Masalahnya bukan terletak pada kode pemanggil, melainkan pada sifat model itu sendiri. LLM adalah sistem probabilistik, bukan fungsi deterministik yang akan selalu menghasilkan output seragam untuk input yang sama. Satu prompt yang konsisten bisa menghasilkan format yang berbeda dari waktu ke waktu, terutama saat model diperbarui atau konteks terhadapnya berubah. Tanpa lapisan validasi di antara aplikasi dan model, satu respons yang menyimpang bisa merambat menjadi error di seluruh pipeline data.

Beberapa pendekatan praktis dapat membantu mengurangi risiko ini. Pertama, pisahkan mekanisme validasi struktur dari logika bisnis utama, dan gunakan library validasi yang sudah matang untuk memeriksa output sebelum diproses lebih lanjut. Kedua, siapkan mekanisme retry dengan prompt korektif apabila output gagal memenuhi skema yang diharapkan. Ketiga, manfaatkan fitur output terstruktur yang mulai banyak ditawarkan penyedia model, yang membatasi respons hanya pada format yang telah ditetapkan.
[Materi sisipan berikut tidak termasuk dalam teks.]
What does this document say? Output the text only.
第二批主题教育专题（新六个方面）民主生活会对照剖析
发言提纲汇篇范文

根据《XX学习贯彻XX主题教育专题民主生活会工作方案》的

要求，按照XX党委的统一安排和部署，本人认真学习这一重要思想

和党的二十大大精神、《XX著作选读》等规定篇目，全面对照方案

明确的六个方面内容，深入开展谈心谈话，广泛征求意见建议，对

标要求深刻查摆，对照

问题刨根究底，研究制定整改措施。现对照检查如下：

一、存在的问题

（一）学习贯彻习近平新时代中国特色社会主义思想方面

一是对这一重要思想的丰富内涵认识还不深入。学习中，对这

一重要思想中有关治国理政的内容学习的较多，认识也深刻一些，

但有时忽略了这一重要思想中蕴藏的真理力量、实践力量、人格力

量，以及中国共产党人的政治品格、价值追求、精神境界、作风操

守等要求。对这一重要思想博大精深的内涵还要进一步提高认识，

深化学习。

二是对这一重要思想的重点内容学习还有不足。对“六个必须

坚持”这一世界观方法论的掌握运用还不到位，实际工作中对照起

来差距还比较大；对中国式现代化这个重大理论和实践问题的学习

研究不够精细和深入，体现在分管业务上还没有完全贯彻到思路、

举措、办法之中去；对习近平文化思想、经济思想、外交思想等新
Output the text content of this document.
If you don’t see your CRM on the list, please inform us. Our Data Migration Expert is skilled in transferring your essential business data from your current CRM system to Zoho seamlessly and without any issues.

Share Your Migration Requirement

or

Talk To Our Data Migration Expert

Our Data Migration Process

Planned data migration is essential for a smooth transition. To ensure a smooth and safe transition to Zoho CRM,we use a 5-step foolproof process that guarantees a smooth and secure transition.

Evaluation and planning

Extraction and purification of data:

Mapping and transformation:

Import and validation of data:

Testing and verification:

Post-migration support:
Keempat, catat setiap respons beserta strukturnya dalam log, sehingga pola kegagalan dapat dideteksi sebelum melanda pengguna.

Mengandalkan LLM untuk menghasilkan data terstruktur tidak bisa lagi dihindari di banyak proyek, terutama yang membangun aplikasi berbasis AI. Namun, mempercayai output mentah tanpa perlindungan tambahan adalah jalan umum menuju bug yang sulit ditelusuri dan perilaku aplikasi yang tidak konsisten. Pendekatan yang lebih andal memisahkan kekhawatiran antara pemanggilan model, validasi format, dan penanganan kegagalan, sehingga aplikasi tetap tangguh meski model sesekali menghasilkan respons di luar skema yang diharapkan.